What is the 'Wholesale Price Index - WPI'

The wholesale price index is an index that measures and tracks the changes in the price of goods in the stages before the retail level. WPI shows the average price change of goods included in the index and is often expressed as a ratio or percentage, and the change is one indicator of a country's level of inflation. Although many countries and organizations use WPI, many other countries, including the United States, use the producer price index instead.

BREAKING DOWN 'Wholesale Price Index - WPI'

WPI compares the total costs of the goods being considered in one year with the total costs of goods in the base year. To illustrate, imagine 2010 is the base year. The total prices for that year are equal to 100 on the scale. Prices from another year are compared to that total and expressed as a percentage of change. For example, if the total price of the goods under consideration in 2010 was $4,300, and the total for 2015 is $5,000, the WPI for 2015 with a base year of 2010 is 116, indicating an increase of 16%.

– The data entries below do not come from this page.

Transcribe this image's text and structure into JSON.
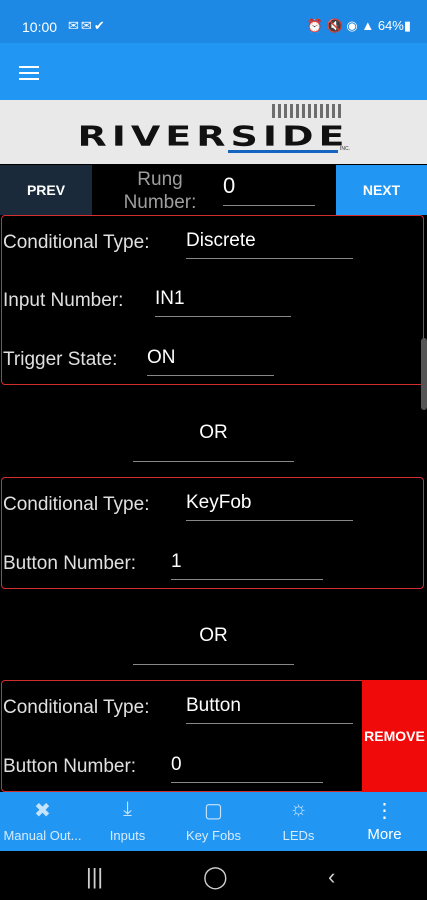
{
  "status_bar": {
    "time": "10:00",
    "left_icons": [
      "mail-icon",
      "mail-icon",
      "check-icon"
    ],
    "battery": "64%"
  },
  "logo": {
    "text": "RIVERSIDE",
    "small_text": "INC."
  },
  "nav": {
    "prev_label": "PREV",
    "next_label": "NEXT",
    "rung_label": "Rung Number:",
    "rung_value": "0"
  },
  "conditions": [
    {
      "rows": [
        {
          "label": "Conditional Type:",
          "value": "Discrete"
        },
        {
          "label": "Input Number:",
          "value": "IN1"
        },
        {
          "label": "Trigger State:",
          "value": "ON"
        }
      ]
    },
    {
      "rows": [
        {
          "label": "Conditional Type:",
          "value": "KeyFob"
        },
        {
          "label": "Button Number:",
          "value": "1"
        }
      ]
    },
    {
      "rows": [
        {
          "label": "Conditional Type:",
          "value": "Button"
        },
        {
          "label": "Button Number:",
          "value": "0"
        }
      ],
      "remove_label": "REMOVE"
    }
  ],
  "or_label": "OR",
  "tabs": [
    {
      "label": "Manual Out...",
      "icon": "tools-icon",
      "active": false
    },
    {
      "label": "Inputs",
      "icon": "download-icon",
      "active": false
    },
    {
      "label": "Key Fobs",
      "icon": "keyfob-icon",
      "active": false
    },
    {
      "label": "LEDs",
      "icon": "led-icon",
      "active": false
    },
    {
      "label": "More",
      "icon": "more-vert-icon",
      "active": true
    }
  ],
  "colors": {
    "primary": "#2196f3",
    "card_border": "#d32f2f",
    "remove": "#f10a0a"
  }
}
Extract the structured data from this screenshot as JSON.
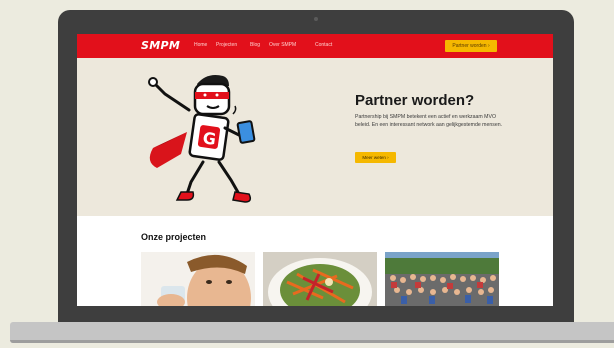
{
  "site": {
    "logo": "SMPM",
    "nav": {
      "links": [
        "Home",
        "Projecten",
        "Blog",
        "Over SMPM",
        "Contact"
      ],
      "cta": "Partner worden ›"
    },
    "hero": {
      "title": "Partner worden?",
      "text": "Partnership bij SMPM betekent een actief en werkzaam MVO beleid. En een interessant network aan gelijkgestemde mensen.",
      "button": "Meer weten ›"
    },
    "projects": {
      "title": "Onze projecten",
      "cards": [
        {
          "name": "project-card-child-drinking-water"
        },
        {
          "name": "project-card-food-plate"
        },
        {
          "name": "project-card-group-photo"
        }
      ]
    }
  },
  "colors": {
    "brand_red": "#e2101b",
    "cta_yellow": "#f5b800",
    "hero_bg": "#ede8dc"
  }
}
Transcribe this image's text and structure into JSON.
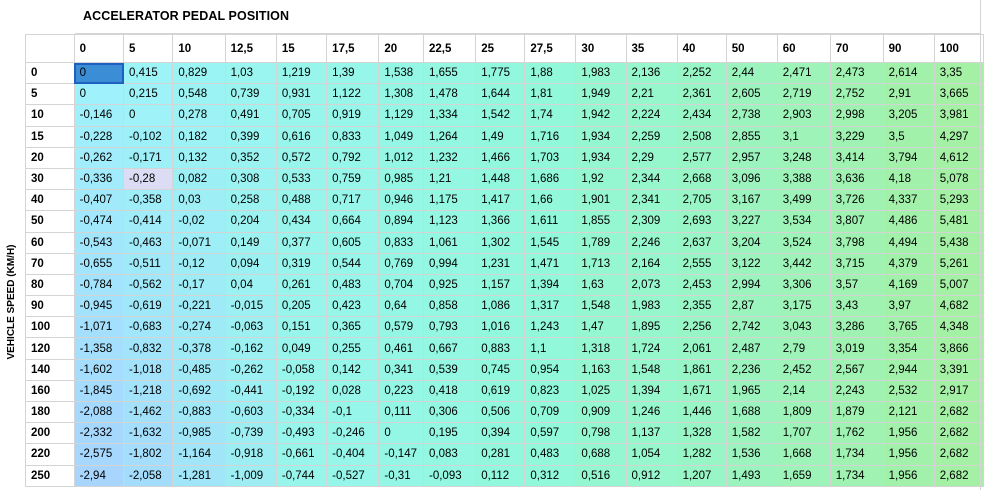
{
  "header": {
    "title": "ACCELERATOR PEDAL POSITION"
  },
  "side": {
    "label": "VEHICLE SPEED (KM/H)"
  },
  "table": {
    "columns": [
      "0",
      "5",
      "10",
      "12,5",
      "15",
      "17,5",
      "20",
      "22,5",
      "25",
      "27,5",
      "30",
      "35",
      "40",
      "50",
      "60",
      "70",
      "90",
      "100"
    ],
    "rows": [
      {
        "label": "0",
        "values": [
          "0",
          "0,415",
          "0,829",
          "1,03",
          "1,219",
          "1,39",
          "1,538",
          "1,655",
          "1,775",
          "1,88",
          "1,983",
          "2,136",
          "2,252",
          "2,44",
          "2,471",
          "2,473",
          "2,614",
          "3,35"
        ]
      },
      {
        "label": "5",
        "values": [
          "0",
          "0,215",
          "0,548",
          "0,739",
          "0,931",
          "1,122",
          "1,308",
          "1,478",
          "1,644",
          "1,81",
          "1,949",
          "2,21",
          "2,361",
          "2,605",
          "2,719",
          "2,752",
          "2,91",
          "3,665"
        ]
      },
      {
        "label": "10",
        "values": [
          "-0,146",
          "0",
          "0,278",
          "0,491",
          "0,705",
          "0,919",
          "1,129",
          "1,334",
          "1,542",
          "1,74",
          "1,942",
          "2,224",
          "2,434",
          "2,738",
          "2,903",
          "2,998",
          "3,205",
          "3,981"
        ]
      },
      {
        "label": "15",
        "values": [
          "-0,228",
          "-0,102",
          "0,182",
          "0,399",
          "0,616",
          "0,833",
          "1,049",
          "1,264",
          "1,49",
          "1,716",
          "1,934",
          "2,259",
          "2,508",
          "2,855",
          "3,1",
          "3,229",
          "3,5",
          "4,297"
        ]
      },
      {
        "label": "20",
        "values": [
          "-0,262",
          "-0,171",
          "0,132",
          "0,352",
          "0,572",
          "0,792",
          "1,012",
          "1,232",
          "1,466",
          "1,703",
          "1,934",
          "2,29",
          "2,577",
          "2,957",
          "3,248",
          "3,414",
          "3,794",
          "4,612"
        ]
      },
      {
        "label": "30",
        "values": [
          "-0,336",
          "-0,28",
          "0,082",
          "0,308",
          "0,533",
          "0,759",
          "0,985",
          "1,21",
          "1,448",
          "1,686",
          "1,92",
          "2,344",
          "2,668",
          "3,096",
          "3,388",
          "3,636",
          "4,18",
          "5,078"
        ]
      },
      {
        "label": "40",
        "values": [
          "-0,407",
          "-0,358",
          "0,03",
          "0,258",
          "0,488",
          "0,717",
          "0,946",
          "1,175",
          "1,417",
          "1,66",
          "1,901",
          "2,341",
          "2,705",
          "3,167",
          "3,499",
          "3,726",
          "4,337",
          "5,293"
        ]
      },
      {
        "label": "50",
        "values": [
          "-0,474",
          "-0,414",
          "-0,02",
          "0,204",
          "0,434",
          "0,664",
          "0,894",
          "1,123",
          "1,366",
          "1,611",
          "1,855",
          "2,309",
          "2,693",
          "3,227",
          "3,534",
          "3,807",
          "4,486",
          "5,481"
        ]
      },
      {
        "label": "60",
        "values": [
          "-0,543",
          "-0,463",
          "-0,071",
          "0,149",
          "0,377",
          "0,605",
          "0,833",
          "1,061",
          "1,302",
          "1,545",
          "1,789",
          "2,246",
          "2,637",
          "3,204",
          "3,524",
          "3,798",
          "4,494",
          "5,438"
        ]
      },
      {
        "label": "70",
        "values": [
          "-0,655",
          "-0,511",
          "-0,12",
          "0,094",
          "0,319",
          "0,544",
          "0,769",
          "0,994",
          "1,231",
          "1,471",
          "1,713",
          "2,164",
          "2,555",
          "3,122",
          "3,442",
          "3,715",
          "4,379",
          "5,261"
        ]
      },
      {
        "label": "80",
        "values": [
          "-0,784",
          "-0,562",
          "-0,17",
          "0,04",
          "0,261",
          "0,483",
          "0,704",
          "0,925",
          "1,157",
          "1,394",
          "1,63",
          "2,073",
          "2,453",
          "2,994",
          "3,306",
          "3,57",
          "4,169",
          "5,007"
        ]
      },
      {
        "label": "90",
        "values": [
          "-0,945",
          "-0,619",
          "-0,221",
          "-0,015",
          "0,205",
          "0,423",
          "0,64",
          "0,858",
          "1,086",
          "1,317",
          "1,548",
          "1,983",
          "2,355",
          "2,87",
          "3,175",
          "3,43",
          "3,97",
          "4,682"
        ]
      },
      {
        "label": "100",
        "values": [
          "-1,071",
          "-0,683",
          "-0,274",
          "-0,063",
          "0,151",
          "0,365",
          "0,579",
          "0,793",
          "1,016",
          "1,243",
          "1,47",
          "1,895",
          "2,256",
          "2,742",
          "3,043",
          "3,286",
          "3,765",
          "4,348"
        ]
      },
      {
        "label": "120",
        "values": [
          "-1,358",
          "-0,832",
          "-0,378",
          "-0,162",
          "0,049",
          "0,255",
          "0,461",
          "0,667",
          "0,883",
          "1,1",
          "1,318",
          "1,724",
          "2,061",
          "2,487",
          "2,79",
          "3,019",
          "3,354",
          "3,866"
        ]
      },
      {
        "label": "140",
        "values": [
          "-1,602",
          "-1,018",
          "-0,485",
          "-0,262",
          "-0,058",
          "0,142",
          "0,341",
          "0,539",
          "0,745",
          "0,954",
          "1,163",
          "1,548",
          "1,861",
          "2,236",
          "2,452",
          "2,567",
          "2,944",
          "3,391"
        ]
      },
      {
        "label": "160",
        "values": [
          "-1,845",
          "-1,218",
          "-0,692",
          "-0,441",
          "-0,192",
          "0,028",
          "0,223",
          "0,418",
          "0,619",
          "0,823",
          "1,025",
          "1,394",
          "1,671",
          "1,965",
          "2,14",
          "2,243",
          "2,532",
          "2,917"
        ]
      },
      {
        "label": "180",
        "values": [
          "-2,088",
          "-1,462",
          "-0,883",
          "-0,603",
          "-0,334",
          "-0,1",
          "0,111",
          "0,306",
          "0,506",
          "0,709",
          "0,909",
          "1,246",
          "1,446",
          "1,688",
          "1,809",
          "1,879",
          "2,121",
          "2,682"
        ]
      },
      {
        "label": "200",
        "values": [
          "-2,332",
          "-1,632",
          "-0,985",
          "-0,739",
          "-0,493",
          "-0,246",
          "0",
          "0,195",
          "0,394",
          "0,597",
          "0,798",
          "1,137",
          "1,328",
          "1,582",
          "1,707",
          "1,762",
          "1,956",
          "2,682"
        ]
      },
      {
        "label": "220",
        "values": [
          "-2,575",
          "-1,802",
          "-1,164",
          "-0,918",
          "-0,661",
          "-0,404",
          "-0,147",
          "0,083",
          "0,281",
          "0,483",
          "0,688",
          "1,054",
          "1,282",
          "1,536",
          "1,668",
          "1,734",
          "1,956",
          "2,682"
        ]
      },
      {
        "label": "250",
        "values": [
          "-2,94",
          "-2,058",
          "-1,281",
          "-1,009",
          "-0,744",
          "-0,527",
          "-0,31",
          "-0,093",
          "0,112",
          "0,312",
          "0,516",
          "0,912",
          "1,207",
          "1,493",
          "1,659",
          "1,734",
          "1,956",
          "2,682"
        ]
      }
    ],
    "bold_from_column": 8,
    "selected_cell": {
      "row": 0,
      "col": 0
    },
    "highlight_cell": {
      "row": 5,
      "col": 1,
      "color": "#dcdcf5"
    }
  },
  "colors": {
    "grid_line": "#d4d4d4",
    "cell_left": "#9ff3fb",
    "cell_mid": "#90f8dc",
    "cell_right": "#a4f0a4",
    "cell_low": "#a8d0ff",
    "selected_fill": "#3b8ed6"
  }
}
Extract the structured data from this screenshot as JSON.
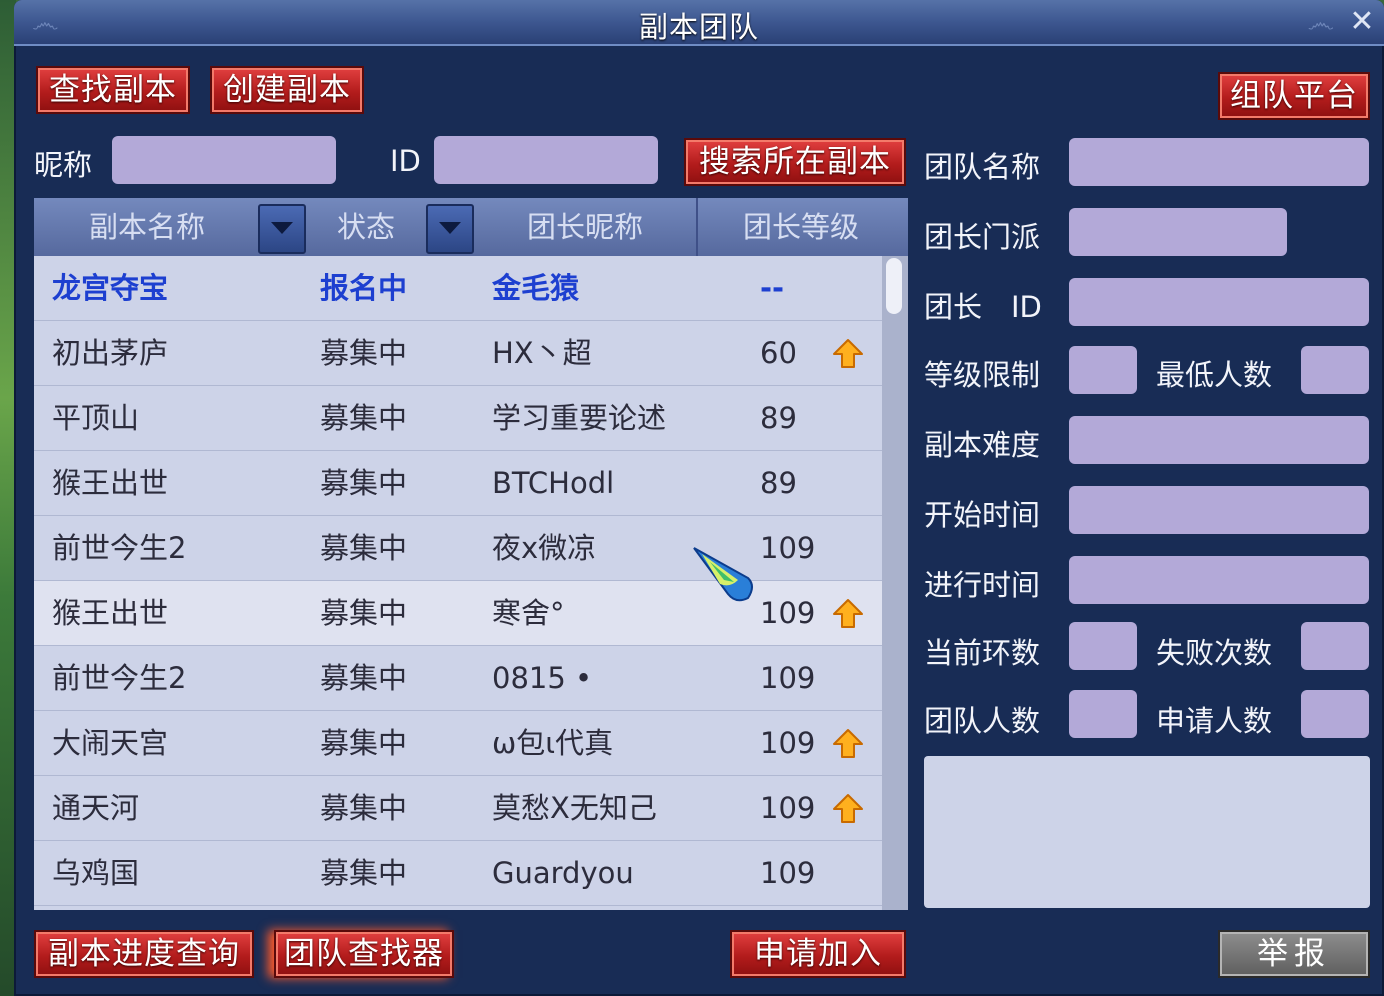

What Products Does the WPI Include?

WPI typically take into account commodity prices, but the products included vary from country to country, and they are subject to change as needed to better reflect the current economy. Some small countries only compare the prices of 100 to 200 products, while large industrial countries like the United Kingdom and the United States tend to include thousands of products in their WPI.

The United States includes commodities at various stages of production, and as a result, many items are counted more than once. For example, the index includes cotton prices for raw cotton, cotton yarn, cotton gray goods and cotton clothing. In addition, the United States also includes crude materials, consumer goods, fruit, grains and apples, and it creates indexes for nearly 100 subgroups. However, it's important to note that the United States no longer uses the WPI. Instead it uses the producer price index.

What Is the Difference Between the WPI and the PPI?

The United States first began measuring its WPI in 1902, but in 1978, it changed the name of the measured index to PPI. Prior to this point, the United States only measured its economy with the WPI, but upon making the shift, the country began to embrace several indexes including the PPI and the consumer price index. Based on data collected by the Bureau of Labor Statistics, the PPI relies on the same calculations as the WPI. However, the name is more accurate. WPI, unfortunately, is not restricted to wholesale goods, making the name slightly misleading.